Pair Trading with Xinjiang Baodi and Heilongjiang Transport

The main advantage of trading using opposite Xinjiang Baodi and Heilongjiang Transport positions is that it hedges away some unsystematic risk. Because of two separate transactions, even if Xinjiang Baodi position performs unexpectedly, Heilongjiang Transport can make up some of the losses. Pair trading also minimizes risk from directional movements in the market. For example, if an entire industry or sector drops because of unexpected headlines, the short position in Heilongjiang Transport will offset losses from the drop in Heilongjiang Transport's long position.

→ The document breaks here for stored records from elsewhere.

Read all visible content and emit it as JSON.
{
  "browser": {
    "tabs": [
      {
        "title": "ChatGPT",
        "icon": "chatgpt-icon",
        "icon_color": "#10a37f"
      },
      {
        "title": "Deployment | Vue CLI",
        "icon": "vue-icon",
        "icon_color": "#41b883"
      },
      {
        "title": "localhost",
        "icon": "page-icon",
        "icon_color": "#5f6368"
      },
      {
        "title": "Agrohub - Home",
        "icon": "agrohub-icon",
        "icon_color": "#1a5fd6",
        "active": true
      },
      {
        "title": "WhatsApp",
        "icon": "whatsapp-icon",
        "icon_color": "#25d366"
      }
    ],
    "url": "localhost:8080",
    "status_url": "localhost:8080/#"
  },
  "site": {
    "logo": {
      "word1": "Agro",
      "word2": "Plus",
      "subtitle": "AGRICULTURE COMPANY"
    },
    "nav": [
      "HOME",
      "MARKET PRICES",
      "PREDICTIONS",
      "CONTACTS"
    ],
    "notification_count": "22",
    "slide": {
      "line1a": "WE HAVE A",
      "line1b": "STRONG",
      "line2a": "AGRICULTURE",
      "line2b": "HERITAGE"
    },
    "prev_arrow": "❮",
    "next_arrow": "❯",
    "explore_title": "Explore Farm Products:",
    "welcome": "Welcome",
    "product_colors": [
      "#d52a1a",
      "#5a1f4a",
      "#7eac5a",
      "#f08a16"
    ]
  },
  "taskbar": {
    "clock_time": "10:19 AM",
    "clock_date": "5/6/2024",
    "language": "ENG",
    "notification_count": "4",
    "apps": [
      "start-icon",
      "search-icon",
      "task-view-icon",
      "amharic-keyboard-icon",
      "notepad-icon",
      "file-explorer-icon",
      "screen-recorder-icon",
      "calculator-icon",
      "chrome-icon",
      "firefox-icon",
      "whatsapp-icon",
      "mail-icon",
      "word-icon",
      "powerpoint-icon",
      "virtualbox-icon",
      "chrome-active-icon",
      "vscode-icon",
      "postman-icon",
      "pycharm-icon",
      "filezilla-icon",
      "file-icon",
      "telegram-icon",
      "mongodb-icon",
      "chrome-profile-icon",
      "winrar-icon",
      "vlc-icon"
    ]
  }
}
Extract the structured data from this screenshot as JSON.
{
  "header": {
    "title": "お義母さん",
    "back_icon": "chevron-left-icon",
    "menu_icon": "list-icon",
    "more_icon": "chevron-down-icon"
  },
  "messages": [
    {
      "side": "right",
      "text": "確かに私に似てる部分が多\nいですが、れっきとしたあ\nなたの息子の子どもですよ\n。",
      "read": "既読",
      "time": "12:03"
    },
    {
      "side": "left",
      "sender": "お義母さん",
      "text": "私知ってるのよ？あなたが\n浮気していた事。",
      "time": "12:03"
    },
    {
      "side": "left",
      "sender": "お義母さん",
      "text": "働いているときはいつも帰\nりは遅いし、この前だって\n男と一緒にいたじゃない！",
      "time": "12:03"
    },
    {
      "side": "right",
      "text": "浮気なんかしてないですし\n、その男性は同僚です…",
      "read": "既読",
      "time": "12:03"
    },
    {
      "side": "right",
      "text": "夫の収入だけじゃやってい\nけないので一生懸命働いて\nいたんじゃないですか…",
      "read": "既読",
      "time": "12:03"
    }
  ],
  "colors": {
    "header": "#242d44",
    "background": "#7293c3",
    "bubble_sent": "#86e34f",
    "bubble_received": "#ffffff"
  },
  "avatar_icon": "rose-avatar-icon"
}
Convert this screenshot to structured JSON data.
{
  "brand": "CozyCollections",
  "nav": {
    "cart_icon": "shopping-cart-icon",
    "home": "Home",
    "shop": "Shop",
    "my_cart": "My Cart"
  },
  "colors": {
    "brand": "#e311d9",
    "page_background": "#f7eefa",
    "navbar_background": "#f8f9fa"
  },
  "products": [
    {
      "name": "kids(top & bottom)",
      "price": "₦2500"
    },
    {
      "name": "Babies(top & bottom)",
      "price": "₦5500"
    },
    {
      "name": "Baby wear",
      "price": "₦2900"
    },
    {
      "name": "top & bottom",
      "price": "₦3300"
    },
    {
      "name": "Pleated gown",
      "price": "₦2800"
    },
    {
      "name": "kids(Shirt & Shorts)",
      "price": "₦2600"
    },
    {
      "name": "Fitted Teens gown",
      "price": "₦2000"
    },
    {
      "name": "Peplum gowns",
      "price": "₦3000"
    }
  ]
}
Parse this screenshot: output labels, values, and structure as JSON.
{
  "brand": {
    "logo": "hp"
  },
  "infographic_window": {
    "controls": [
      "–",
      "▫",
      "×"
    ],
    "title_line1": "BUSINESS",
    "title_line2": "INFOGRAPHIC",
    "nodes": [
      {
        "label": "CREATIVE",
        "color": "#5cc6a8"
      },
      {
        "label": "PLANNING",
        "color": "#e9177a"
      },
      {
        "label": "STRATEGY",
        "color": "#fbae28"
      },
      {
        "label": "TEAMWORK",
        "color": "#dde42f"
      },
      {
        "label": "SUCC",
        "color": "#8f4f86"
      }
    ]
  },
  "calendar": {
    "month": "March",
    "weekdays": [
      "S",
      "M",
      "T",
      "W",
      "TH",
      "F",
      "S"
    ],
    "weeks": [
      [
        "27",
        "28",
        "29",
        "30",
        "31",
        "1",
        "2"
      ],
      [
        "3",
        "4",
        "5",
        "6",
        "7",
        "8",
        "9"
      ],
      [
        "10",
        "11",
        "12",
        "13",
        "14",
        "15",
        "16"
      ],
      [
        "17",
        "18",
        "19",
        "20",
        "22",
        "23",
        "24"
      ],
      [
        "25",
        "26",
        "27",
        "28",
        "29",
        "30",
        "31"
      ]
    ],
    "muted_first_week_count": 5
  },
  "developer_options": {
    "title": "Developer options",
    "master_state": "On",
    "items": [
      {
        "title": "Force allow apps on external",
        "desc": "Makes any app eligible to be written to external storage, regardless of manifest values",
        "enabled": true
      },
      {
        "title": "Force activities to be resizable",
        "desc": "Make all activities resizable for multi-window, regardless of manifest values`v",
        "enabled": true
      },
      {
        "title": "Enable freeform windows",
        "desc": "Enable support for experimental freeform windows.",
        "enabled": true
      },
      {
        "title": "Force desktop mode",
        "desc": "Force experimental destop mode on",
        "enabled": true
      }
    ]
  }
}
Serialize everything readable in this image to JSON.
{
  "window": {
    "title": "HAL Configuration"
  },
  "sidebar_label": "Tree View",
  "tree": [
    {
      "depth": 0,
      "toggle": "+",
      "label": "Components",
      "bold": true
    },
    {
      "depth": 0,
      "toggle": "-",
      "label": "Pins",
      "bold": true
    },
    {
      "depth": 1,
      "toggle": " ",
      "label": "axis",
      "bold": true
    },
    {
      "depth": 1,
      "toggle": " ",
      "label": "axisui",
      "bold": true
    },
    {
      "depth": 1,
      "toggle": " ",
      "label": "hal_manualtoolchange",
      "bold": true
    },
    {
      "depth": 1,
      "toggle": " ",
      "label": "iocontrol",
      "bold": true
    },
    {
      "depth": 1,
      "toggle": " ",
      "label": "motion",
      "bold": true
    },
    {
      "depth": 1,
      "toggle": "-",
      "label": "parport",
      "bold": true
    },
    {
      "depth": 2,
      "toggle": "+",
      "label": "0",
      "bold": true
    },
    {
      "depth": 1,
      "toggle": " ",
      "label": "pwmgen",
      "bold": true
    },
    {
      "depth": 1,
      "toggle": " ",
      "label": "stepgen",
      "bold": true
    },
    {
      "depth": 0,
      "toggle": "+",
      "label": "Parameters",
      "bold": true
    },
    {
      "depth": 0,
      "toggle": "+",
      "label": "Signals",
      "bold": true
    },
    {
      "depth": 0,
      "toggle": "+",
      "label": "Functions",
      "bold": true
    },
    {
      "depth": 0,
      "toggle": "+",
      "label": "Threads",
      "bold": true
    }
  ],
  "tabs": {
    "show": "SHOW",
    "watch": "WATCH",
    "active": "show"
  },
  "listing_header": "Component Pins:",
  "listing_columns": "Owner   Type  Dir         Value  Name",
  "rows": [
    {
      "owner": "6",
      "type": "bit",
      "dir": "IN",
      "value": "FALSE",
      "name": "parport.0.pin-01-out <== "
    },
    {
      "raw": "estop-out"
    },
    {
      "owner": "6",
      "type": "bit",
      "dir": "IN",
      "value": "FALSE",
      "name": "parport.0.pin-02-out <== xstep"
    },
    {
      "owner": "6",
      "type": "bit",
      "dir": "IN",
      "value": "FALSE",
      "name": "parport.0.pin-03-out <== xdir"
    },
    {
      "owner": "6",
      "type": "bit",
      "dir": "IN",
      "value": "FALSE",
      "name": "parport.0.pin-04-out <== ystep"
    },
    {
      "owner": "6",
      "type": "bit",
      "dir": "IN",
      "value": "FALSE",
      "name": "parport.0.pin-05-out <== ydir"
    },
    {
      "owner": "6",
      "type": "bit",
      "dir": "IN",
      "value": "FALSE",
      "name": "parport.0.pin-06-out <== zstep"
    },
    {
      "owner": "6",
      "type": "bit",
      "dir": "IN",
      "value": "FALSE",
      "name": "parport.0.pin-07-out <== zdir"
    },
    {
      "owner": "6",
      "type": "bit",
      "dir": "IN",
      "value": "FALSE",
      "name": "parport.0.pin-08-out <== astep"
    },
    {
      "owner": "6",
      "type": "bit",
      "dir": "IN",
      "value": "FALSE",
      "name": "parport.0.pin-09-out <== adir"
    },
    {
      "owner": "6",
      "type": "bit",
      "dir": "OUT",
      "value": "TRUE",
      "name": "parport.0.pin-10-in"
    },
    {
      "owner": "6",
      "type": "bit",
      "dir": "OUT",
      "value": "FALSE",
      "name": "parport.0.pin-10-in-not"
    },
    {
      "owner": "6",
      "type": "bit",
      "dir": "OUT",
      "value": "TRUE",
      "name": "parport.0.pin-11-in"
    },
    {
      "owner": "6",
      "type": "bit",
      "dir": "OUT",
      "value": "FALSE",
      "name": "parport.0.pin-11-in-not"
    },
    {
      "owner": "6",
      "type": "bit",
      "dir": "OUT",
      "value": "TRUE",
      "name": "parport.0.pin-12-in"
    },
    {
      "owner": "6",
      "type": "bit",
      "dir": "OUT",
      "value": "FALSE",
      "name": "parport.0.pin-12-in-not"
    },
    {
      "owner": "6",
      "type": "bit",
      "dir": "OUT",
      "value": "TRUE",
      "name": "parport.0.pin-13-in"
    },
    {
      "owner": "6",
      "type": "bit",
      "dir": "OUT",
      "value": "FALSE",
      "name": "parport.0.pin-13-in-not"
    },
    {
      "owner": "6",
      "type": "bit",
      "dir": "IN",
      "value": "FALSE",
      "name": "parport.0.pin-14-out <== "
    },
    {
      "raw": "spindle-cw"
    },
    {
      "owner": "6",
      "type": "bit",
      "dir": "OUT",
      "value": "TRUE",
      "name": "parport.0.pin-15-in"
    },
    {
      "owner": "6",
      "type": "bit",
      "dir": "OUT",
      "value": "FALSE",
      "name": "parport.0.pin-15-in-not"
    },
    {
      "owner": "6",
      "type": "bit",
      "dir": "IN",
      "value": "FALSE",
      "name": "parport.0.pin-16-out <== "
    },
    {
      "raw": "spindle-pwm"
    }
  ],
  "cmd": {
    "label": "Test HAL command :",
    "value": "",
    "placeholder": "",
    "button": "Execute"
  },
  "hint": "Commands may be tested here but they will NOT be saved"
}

The idea behind Xinjiang Baodi Mining and Heilongjiang Transport Development pairs trading is to make the combined position market-neutral, meaning the overall market's direction will not affect its win or loss (or potential downside or upside). This can be achieved by designing a pairs trade with two highly correlated stocks or equities that operate in a similar space or sector, making it possible to obtain profits through simple and relatively low-risk investment.
Check out your portfolio center.
Note that this page's information should be used as a complementary analysis to find the right mix of equity instruments to add to your existing portfolios or create a brand new portfolio. You can also try the Balance Of Power module to check stock momentum by analyzing Balance Of Power indicator and other technical ratios.